Alla fine anziche’ finanziare l’acquisto di una macchina prendi un prestito per un atto di amore che dura una vita.

Solitamente le birthmoms (ma non e’ una regola) sono donne molto giovani con vite un poco incasinate, ma mi preme sottolineare che le agenzie sono ben attente ad evitare che la open adoption diventi una fonte di “guadagno” per queste persone.
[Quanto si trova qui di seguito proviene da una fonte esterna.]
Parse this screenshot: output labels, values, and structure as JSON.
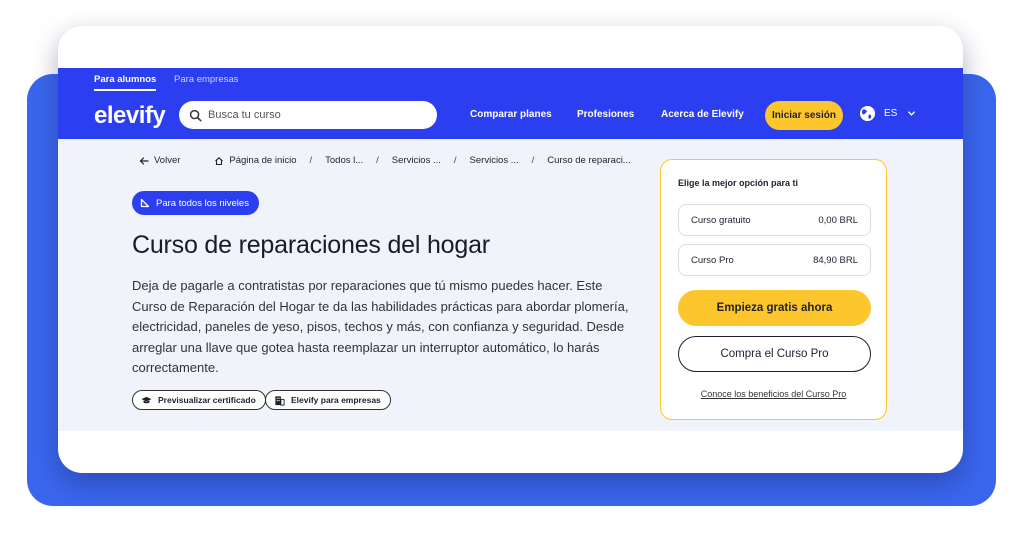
{
  "audience": {
    "students": "Para alumnos",
    "companies": "Para empresas"
  },
  "brand": {
    "logo": "elevify"
  },
  "search": {
    "placeholder": "Busca tu curso"
  },
  "nav": {
    "compare": "Comparar planes",
    "professions": "Profesiones",
    "about": "Acerca de Elevify",
    "login": "Iniciar sesión",
    "language": "ES"
  },
  "breadcrumb": {
    "back": "Volver",
    "home": "Página de inicio",
    "items": [
      "Todos l...",
      "Servicios ...",
      "Servicios ...",
      "Curso de reparaci..."
    ],
    "separator": "/"
  },
  "course": {
    "level": "Para todos los niveles",
    "title": "Curso de reparaciones del hogar",
    "description": "Deja de pagarle a contratistas por reparaciones que tú mismo puedes hacer. Este Curso de Reparación del Hogar te da las habilidades prácticas para abordar plomería, electricidad, paneles de yeso, pisos, techos y más, con confianza y seguridad. Desde arreglar una llave que gotea hasta reemplazar un interruptor automático, lo harás correctamente.",
    "preview_certificate": "Previsualizar certificado",
    "for_companies": "Elevify para empresas"
  },
  "pricing": {
    "title": "Elige la mejor opción para ti",
    "options": [
      {
        "label": "Curso gratuito",
        "price": "0,00 BRL"
      },
      {
        "label": "Curso Pro",
        "price": "84,90 BRL"
      }
    ],
    "start_free": "Empieza gratis ahora",
    "buy_pro": "Compra el Curso Pro",
    "benefits_link": "Conoce los beneficios del Curso Pro"
  },
  "colors": {
    "brand_blue": "#2b3ef0",
    "accent_yellow": "#fdc62d",
    "backdrop_blue": "#3a66ee"
  }
}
L’unico e principale motivo della open adoption deve essere il comune interesse per il bambino.

Durante la gravidanza la birthmom prende contatto con le famiglie in lista e sceglie a chi affidare il proprio bambino dopo la nascita. Le due famiglie, biologica e adottiva, si tengono in contatto per tutta la durata della gravidanza, si e’ informati sugli esami prenatali. Esattamente come nel caso dell’adozione classica si puo’ decidere di diventare genitori adottivi di bimbi con handicap, o le cui mamme biologiche hanno fatto uso di sostanze stupefacenti, o hanno malattie mentali (alcune hanno una ricorrenza genetica), o hanno assunto alcool, fumato, condotto una vita un po’ borderline. E’ tutto nero su bianco. Al contrario, molte agenzie si rifiutano di coordinare la scelta sulla base del sesso del nascituro.

Dopo la nascita c’e’ un periodo finestra entro il quale la birthmom puo’ cambiare idea e tenere il bimbo, trascorso il quale la birthmom ed il birthdad (se c’e’) perdono la potesta’ genitoriale e l’adozione si conclude. Ma le due famiglie continueranno a tenersi in contatto e a visitarsi reciprocamente.

Qui di seguito il mio progetto, in inglese ovviamente, per il corso di Event Planning. C’e una breve introduzione alla open adoption in una lettera (fittizia ma verosimile) indirizzata all’Event Coordinator del National Adoption Day (tutto reale) per proporre una serata-evento informativa sulla Open Adoption all’interno del Pregnancy Awareness Month, che cade in maggio.

 

La mia presentazione ebbe un grande successo, la maggior parte dei miei compagni non sapeva assolutamente che esistesse questa possibilita’.

Il principale beneficio della open adoption e’ la possibilita’ per il bimbo di conoscere le sue radici e non avere nella testa domande senza risposta, cosa che spesso purtroppo accade con le adozioni chiuse. E questo e’ il motivo principale per cui trovo assurda la legge italiana che impone un silenzio di 99 anni tra la madre biologica ed il proprio figlio, al quale e’ reso praticamente impossibile risalire alle proprie origini e al motivo per cui e’ stato posto in adozione. A volte la realta’ e’ molto piu’ banale dei fantasmi che riescono a popolare la mente di un bambino che si sente rifiutato o che pensa di non essere stato degno di essere amato.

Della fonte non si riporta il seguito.